Plañideras y ‘groupies’ virtuales
Conozco a dos personas encantadoras que trabajan para un gran grupo editorial, apartado redes sociales, y cuyo cometido, según me explicaban el otro día, consiste en lo siguiente: crean perfiles falsos en la red, es decir, cada uno dirige a unas decenas, digamos, de falsos usuarios que, primero, hacen amigos, manifiestan sus gustos literarios, se crean una red y, luego, pasado un tiempo, lanzan desaforados elogios de los productos editoriales de ese grupo, incitando a su compra o lectura. Cosas como “¡qué libro más bueno! ¡No pude parar de leerlo!”, o “desde Harry Potter que una novela no me enganchaba tanto” o incluso “es mucho mejor que X, este realmente ha entendido de qué va el tema”. Porque también, como aquellas plañideras que la gente pagaba para llorar en los entierros, pueden ser requeridos para lamentar la baja calidad de los productos de la competencia aunque mis amigos, muy dignos, me aseguran que ellos eso no lo hacen.

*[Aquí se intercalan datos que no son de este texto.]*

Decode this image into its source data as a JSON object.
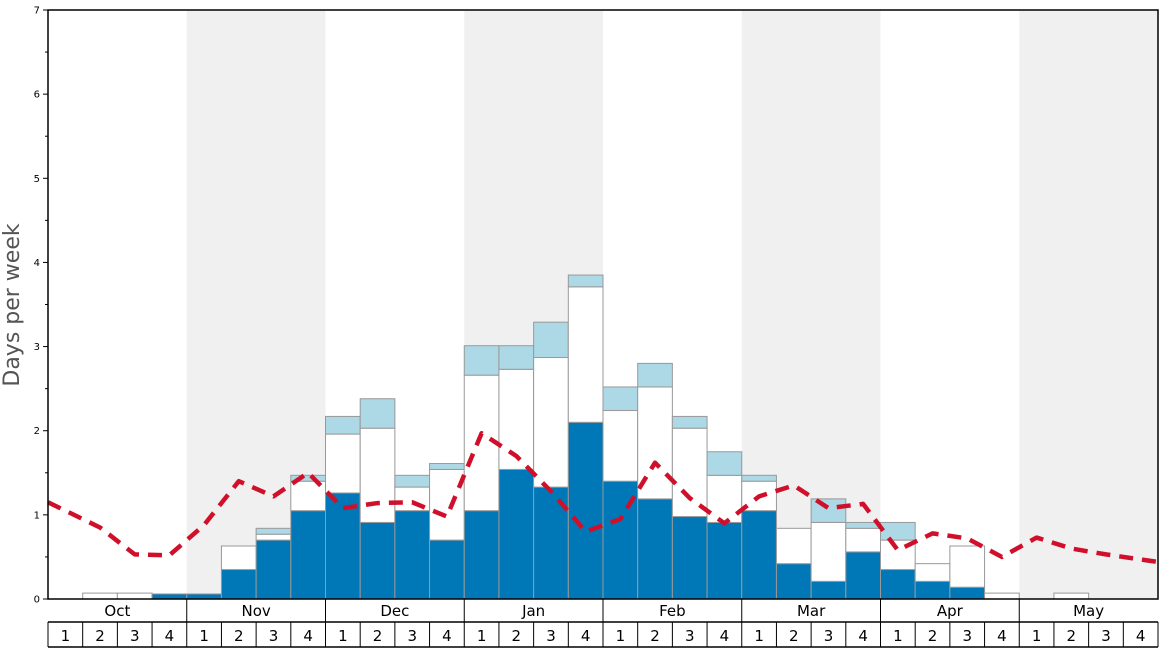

Por eso no me sorprendió mucho –sólo un poco, porque no imaginaba la magnitud de la tragedia– escuchar, el pasado jueves, en el Congreso de Periodismo Cultural celebrado en Santander, a la experta Marta Peirano desgranar los mecanismos con que algunas grandes empresas –básicamente, de EE.UU. y Rusia– intentan manipular a la opinión pública, usando para ello los ingentes datos que millones de usuarios hemos regalado a Facebook, Google y otros gigantes. Para difundir ciertas ideas falsas –como que Obama es musulmán– se centran en aquellas personas que han detectado, espiando su conducta y búsquedas en las redes, que son más susceptibles de morder el anzuelo de una teoría conspiranoica. A mí, cuando me venían con la cantinela de los espías y bots rusos, siempre pensé que exageraban pero, tras haber escuchado atentamente tantas evidencias, ahora hasta sospecho del camarero que me sirve un café con leche mientras mira de reojo lo que escribo. ¿Será, en realidad, un agente moscovita?
Me van a permitir que no identifique a mis amigos ni al gran grupo editorial que contrata sus servicios. No me gustaría que, por mi culpa, en este mundo laboral precario que les hace –y nos hace– cada vez más vulnerables, perdieran una de sus fuentes de ingresos más estable. Pero sí es mi deber advertirles de que estas cosas suceden para que, a la hora de buscar prescriptores, o recomendaciones culturales, no les den gato por liebre. Y que, si sus decisiones políticas cambian debido a un impulso emocional por algo que han visto de repente, se hagan esa pregunta clásica del viejo periodismo: ¿y esto, a quién beneficia?